$A$ small candle,$2.5\; cm$ in size,is placed at $27\; cm$ in front of a concave mirror of radius of curvature $36\; cm$. At what distance from the mirror should a screen be placed in order to obtain a sharp image? Describe the nature and size of the image. If the candle is moved closer to the mirror,how would the screen have to be moved?

(D) Given: Size of the candle,$h = 2.5\; cm$. Object distance,$u = -27\; cm$. Radius of curvature,$R = -36\; cm$.
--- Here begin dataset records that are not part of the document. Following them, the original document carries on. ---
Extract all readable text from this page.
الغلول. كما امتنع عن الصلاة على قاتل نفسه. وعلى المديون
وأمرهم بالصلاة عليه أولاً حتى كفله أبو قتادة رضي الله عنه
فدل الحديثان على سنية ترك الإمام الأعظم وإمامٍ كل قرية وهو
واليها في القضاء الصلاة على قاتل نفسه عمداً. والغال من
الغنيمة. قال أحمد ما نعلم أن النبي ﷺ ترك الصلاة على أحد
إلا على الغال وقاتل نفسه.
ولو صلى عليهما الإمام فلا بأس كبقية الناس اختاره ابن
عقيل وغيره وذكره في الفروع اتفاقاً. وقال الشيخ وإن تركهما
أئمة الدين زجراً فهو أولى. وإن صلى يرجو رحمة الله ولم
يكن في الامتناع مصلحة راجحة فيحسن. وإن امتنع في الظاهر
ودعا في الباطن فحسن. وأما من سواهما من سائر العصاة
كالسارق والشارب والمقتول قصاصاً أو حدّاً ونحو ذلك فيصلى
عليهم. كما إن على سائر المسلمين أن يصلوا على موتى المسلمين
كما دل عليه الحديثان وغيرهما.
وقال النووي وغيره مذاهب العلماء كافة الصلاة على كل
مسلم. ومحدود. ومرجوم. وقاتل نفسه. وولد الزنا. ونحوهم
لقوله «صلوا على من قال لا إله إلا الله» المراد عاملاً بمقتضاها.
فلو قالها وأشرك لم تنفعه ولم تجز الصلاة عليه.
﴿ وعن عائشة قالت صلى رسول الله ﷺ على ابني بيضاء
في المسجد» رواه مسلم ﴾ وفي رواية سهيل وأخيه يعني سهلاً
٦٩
Focal length,$f = R/2 = -18\; cm$.
Using the mirror formula: $\frac{1}{v} + \frac{1}{u} = \frac{1}{f}$.
$\frac{1}{v} = \frac{1}{f} - \frac{1}{u} = \frac{1}{-18} - \frac{1}{-27} = \frac{-3 + 2}{54} = -\frac{1}{54}$.
Thus,$v = -54\; cm$. The screen should be placed $54\; cm$ in front of the mirror.
Magnification $m = \frac{h'}{h} = -\frac{v}{u}$.
$h' = -\frac{v}{u} \times h = -\left(\frac{-54}{-27}\right) \times 2.5 = -5\; cm$.
The image is real,inverted,and $5\; cm$ in size.
If the candle is moved closer to the mirror (i.e.,$u$ decreases),the image distance $v$ increases,so the screen must be moved away from the mirror.